Judge Orders Trump Administration, ACLU to Reach Agreement on Returning Deported Parents
While the Trump administration woefully drags its feet on reuniting migrant children separated from their parents at the border, a federal judge has ordered officials to work with the American Civil Liberties Union to potentially return to the U.S. some of the deported parents to continue pursuing their asylum cases.
U.S. District Judge Dana Sabraw on Friday said that claims that deported parents and their children had fled persecution and violence back home should at least be heard, and that the right to seek asylum is protected by the U.S. Constitution, the Associated Press reported.
“The court is upholding the rights provided to all persons under the United States Constitution, rights that are particularly important to minor children seeking refuge through asylum,” Sabraw wrote in a court order.
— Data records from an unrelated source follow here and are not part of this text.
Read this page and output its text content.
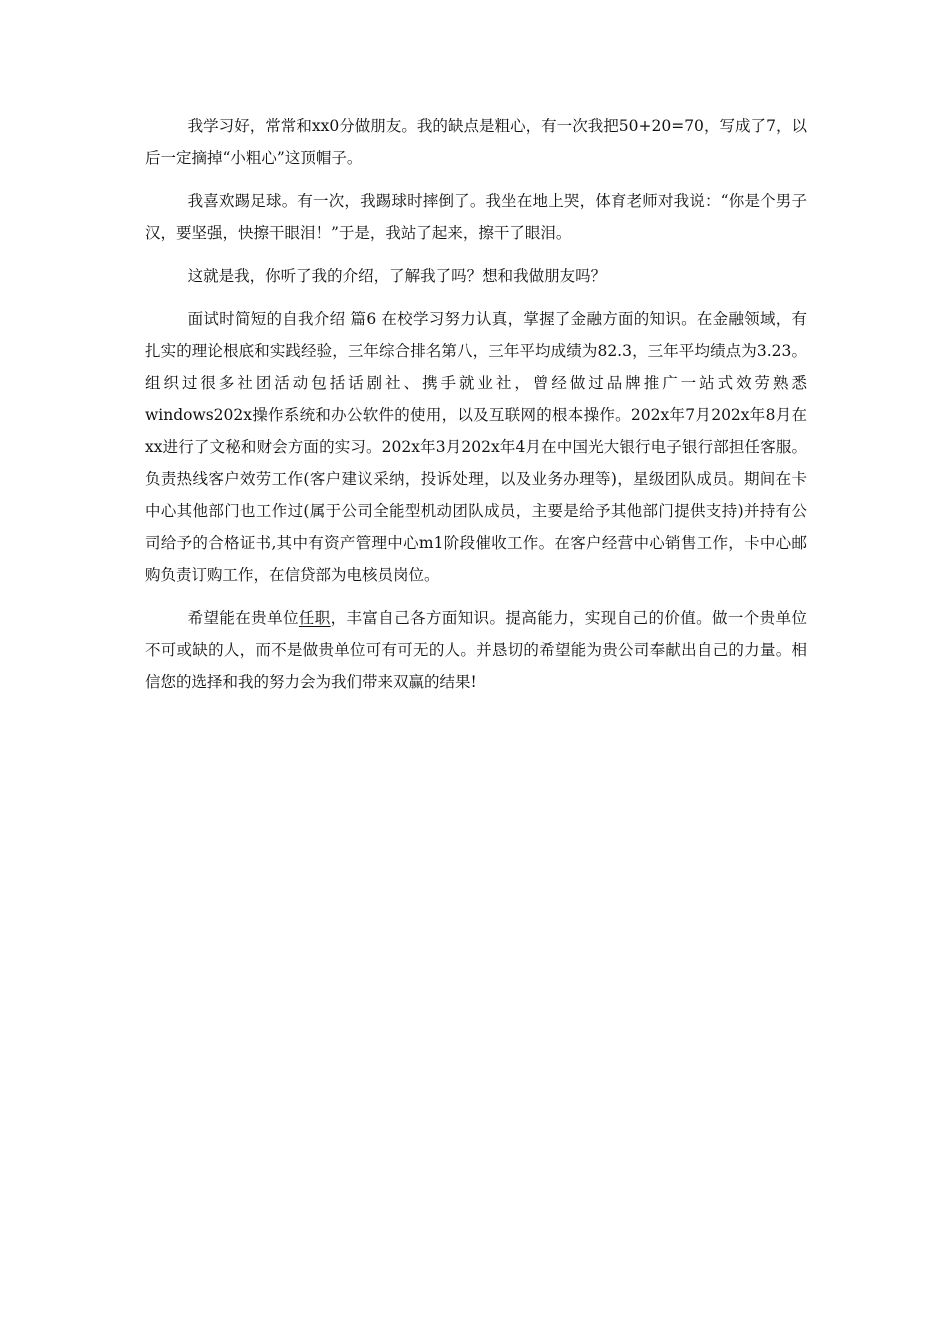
我学习好，常常和xx0分做朋友。我的缺点是粗心，有一次我把50+20=70，写成了7，以后一定摘掉“小粗心”这顶帽子。

我喜欢踢足球。有一次，我踢球时摔倒了。我坐在地上哭，体育老师对我说：“你是个男子汉，要坚强，快擦干眼泪！”于是，我站了起来，擦干了眼泪。

这就是我，你听了我的介绍，了解我了吗？想和我做朋友吗？

面试时简短的自我介绍 篇6 在校学习努力认真，掌握了金融方面的知识。在金融领域，有扎实的理论根底和实践经验，三年综合排名第八，三年平均成绩为82.3，三年平均绩点为3.23。组织过很多社团活动包括话剧社、携手就业社，曾经做过品牌推广一站式效劳熟悉windows202x操作系统和办公软件的使用，以及互联网的根本操作。202x年7月202x年8月在xx进行了文秘和财会方面的实习。202x年3月202x年4月在中国光大银行电子银行部担任客服。负责热线客户效劳工作(客户建议采纳，投诉处理，以及业务办理等)，星级团队成员。期间在卡中心其他部门也工作过(属于公司全能型机动团队成员，主要是给予其他部门提供支持)并持有公司给予的合格证书,其中有资产管理中心m1阶段催收工作。在客户经营中心销售工作，卡中心邮购负责订购工作，在信贷部为电核员岗位。

希望能在贵单位任职，丰富自己各方面知识。提高能力，实现自己的价值。做一个贵单位不可或缺的人，而不是做贵单位可有可无的人。并恳切的希望能为贵公司奉献出自己的力量。相信您的选择和我的努力会为我们带来双赢的结果!
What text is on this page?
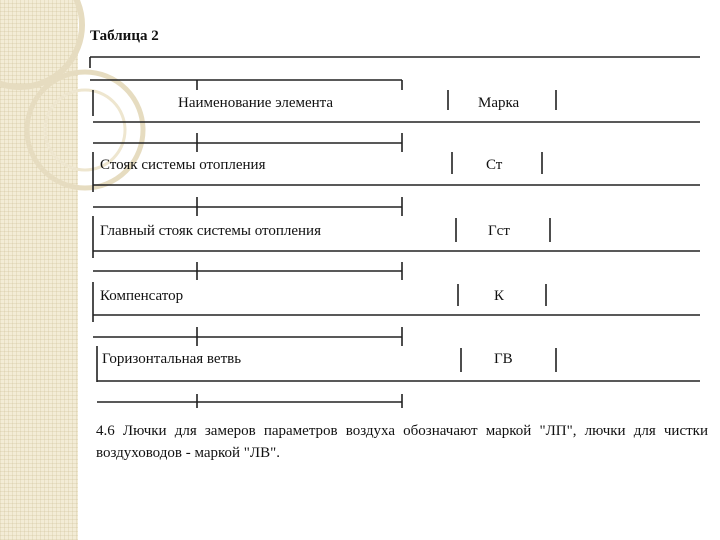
Таблица 2
Наименование элемента	Марка
Стояк системы отопления	Ст
Главный стояк системы отопления	Гст
Компенсатор	К
Горизонтальная ветвь	ГВ
4.6 Лючки для замеров параметров воздуха обозначают маркой "ЛП", лючки для чистки воздуховодов - маркой "ЛВ".
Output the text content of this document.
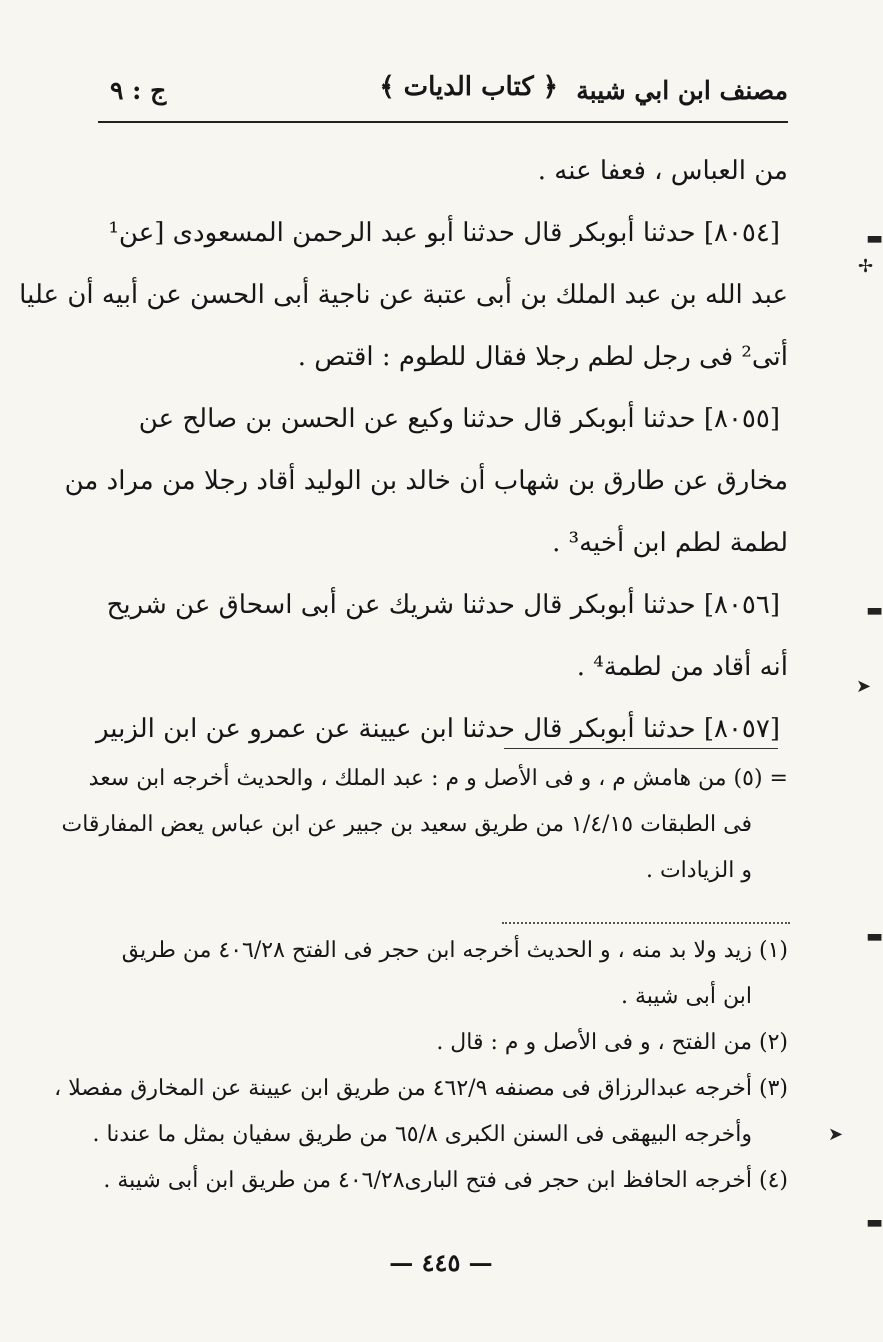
مصنف ابن ابي شيبة
﴿ كتاب الديات ﴾
ج : ٩
من العباس ، فعفا عنه .
[٨٠٥٤] حدثنا أبوبكر قال حدثنا أبو عبد الرحمن المسعودى [عن¹
عبد الله بن عبد الملك بن أبى عتبة عن ناجية أبى الحسن عن أبيه أن عليا
أتى² فى رجل لطم رجلا فقال للطوم : اقتص .
[٨٠٥٥] حدثنا أبوبكر قال حدثنا وكيع عن الحسن بن صالح عن
مخارق عن طارق بن شهاب أن خالد بن الوليد أقاد رجلا من مراد من
لطمة لطم ابن أخيه³ .
[٨٠٥٦] حدثنا أبوبكر قال حدثنا شريك عن أبى اسحاق عن شريح
أنه أقاد من لطمة⁴ .
[٨٠٥٧] حدثنا أبوبكر قال حدثنا ابن عيينة عن عمرو عن ابن الزبير
= (٥) من هامش م ، و فى الأصل و م : عبد الملك ، والحديث أخرجه ابن سعد
فى الطبقات ١/٤/١٥ من طريق سعيد بن جبير عن ابن عباس يعض المفارقات
و الزيادات .
(١) زيد ولا بد منه ، و الحديث أخرجه ابن حجر فى الفتح ٤٠٦/٢٨ من طريق
ابن أبى شيبة .
(٢) من الفتح ، و فى الأصل و م : قال .
(٣) أخرجه عبدالرزاق فى مصنفه ٤٦٢/٩ من طريق ابن عيينة عن المخارق مفصلا ،
وأخرجه البيهقى فى السنن الكبرى ٦٥/٨ من طريق سفيان بمثل ما عندنا .
(٤) أخرجه الحافظ ابن حجر فى فتح البارى٤٠٦/٢٨ من طريق ابن أبى شيبة .
— ٤٤٥ —
▬
✢
▬
➤
▬
➤
▬
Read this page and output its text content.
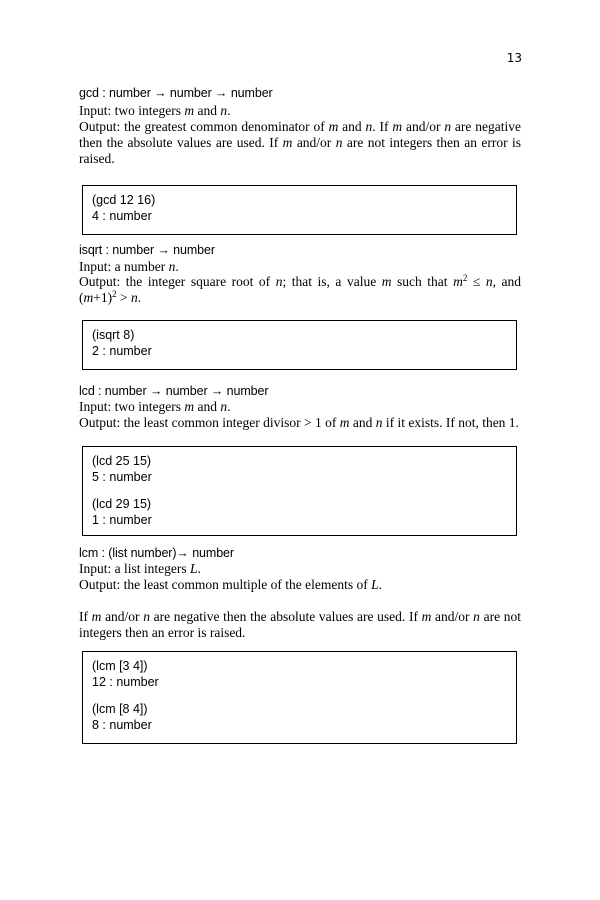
13
gcd : number → number → number
Input: two integers m and n.
Output: the greatest common denominator of m and n. If m and/or n are negative then the absolute values are used. If m and/or n are not integers then an error is raised.
(gcd 12 16)
4 : number
isqrt : number → number
Input: a number n.
Output: the integer square root of n; that is, a value m such that $m^2 \le n$, and $(m+1)^2 > n$.
(isqrt 8)
2 : number
lcd : number → number → number
Input: two integers m and n.
Output: the least common integer divisor > 1 of m and n if it exists. If not, then 1.
(lcd 25 15)
5 : number
(lcd 29 15)
1 : number
lcm : (list number)→ number
Input: a list integers L.
Output: the least common multiple of the elements of L.
If m and/or n are negative then the absolute values are used. If m and/or n are not integers then an error is raised.
(lcm [3 4])
12 : number
(lcm [8 4])
8 : number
Sabraw ordered the administration and the ACLU to reach an agreement on returning deported parents to pursue asylum cases for both parents and especially the children.
ACLU attorney Lee Gelernt told Sabraw that many parents had been misled by government claims that they would be reunited with their children if they agreed to be deported, the AP reported. Gelernt referred to at least 366 parents who were deported without their children.
The order comes a day after Sabraw had extended a July 16 freeze on the deportations of recently reunified families, which he said violated the rights of the minors to seek asylum.
Also this week, a joint status report filed by the ACLU and the Department of Justice noted that 541 children ages 5-17 remain in U.S. custody, with only 18 reunited with their families over the past week, Splinter’s Paul Blest reported. The joint status report contains the most detailed data to date on the number of children separated from their parents.
The Trump administration has missed both of its court-ordered deadlines to reunify 2,654 migrant children with their parents. In late June, the court ordered the government to reunite all children 5 and under with their families within two weeks, and the remaining children by July 26. According to reports, about two-dozen children 5 and under still remain in government custody.
According to the AP, the government has reunified about 2,089 children with their parents or sponsors to date.